On Jan. 18, students sat in a large circle at the front of Wildman’s fifth-grade classroom and talked about the need for peace and love.

“We want to show that nonviolence is the way of life,” said Kaitlyn Swint, one of Wildman’s students.

Students said they understand conflicts are natural and healthy, but must remain at a normal level and not escalate.

“Our goal is to have a peaceful community, not just here but all over the nation and maybe all over the world,” student Merit Zinn said.

Wildman said her students celebrate differences.

“We’re all different in our own ways and we should celebrate that,” Langevin said.

As the morning continued, about half of the students took off for lunch while the other half stayed back to ask Langevin questions and to continue to tell him more about their nonviolence education.

Langevin was asked by one of the fifth-grade students if he ever finds himself in arguments at work.
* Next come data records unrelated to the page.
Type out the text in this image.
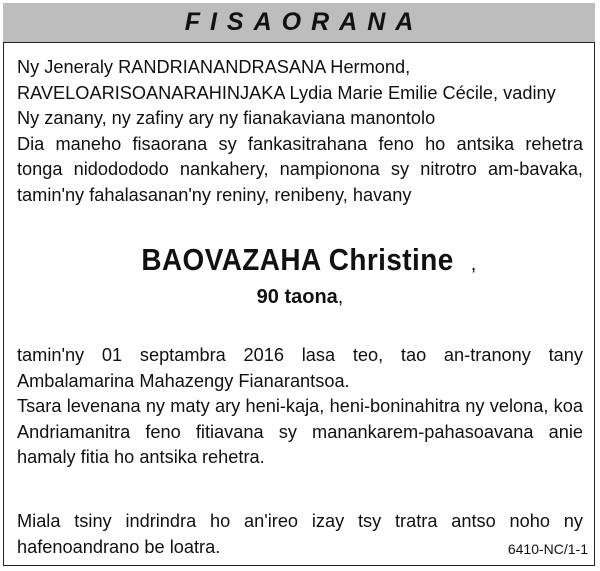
FISAORANA

Ny Jeneraly RANDRIANANDRASANA Hermond,

RAVELOARISOANARAHINJAKA Lydia Marie Emilie Cécile, vadiny

Ny zanany, ny zafiny ary ny fianakaviana manontolo

Dia maneho fisaorana sy fankasitrahana feno ho antsika rehetra tonga nidodododo nankahery, nampionona sy nitrotro am-bavaka, tamin'ny fahalasanan'ny reniny, renibeny, havany

BAOVAZAHA Christine ,
90 taona,

tamin'ny 01 septambra 2016 lasa teo, tao an-tranony tany Ambalamarina Mahazengy Fianarantsoa.

Tsara levenana ny maty ary heni-kaja, heni-boninahitra ny velona, koa Andriamanitra feno fitiavana sy manankarem-pahasoavana anie hamaly fitia ho antsika rehetra.

Miala tsiny indrindra ho an'ireo izay tsy tratra antso noho ny hafenoandrano be loatra.	6410-NC/1-1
The congressman said he and his colleagues prefer to call them debates, although he acknowledged they sometimes escalate.

“We try to keep it healthy and civilized,” he said. “It can be very frustrating sometimes, especially when you’re fighting for something you really believe in and a problem you really want to solve. How do we resolve it? I try to always take the high road – like [former First Lady] Michelle Obama said, ‘When they go low, we go high.’

“I believe that over time, the right thing always happens,” Langevin continued.

After 16 years of using nonviolence methods and principles in her teaching, Wildman said the model has helped with absenteeism and has improved the environment in the school.

“I have seen a change in how I teach,” she said. “Spending the beginning part of the year teaching the nonviolence elements helps later in the year with not having to spend so much time penalizing students for misbehaving. It makes teacher’s lives easier.”

Egan said it has also helped the administrators with how they deal with discipline and how they communicate with each other.

To continue the work, the school has begun parent workshops on nonviolence to try and grow the program. Egan said parents hear their students speak about the program at home and it would help its effectiveness if parents were aware of the principles and teachings behind it.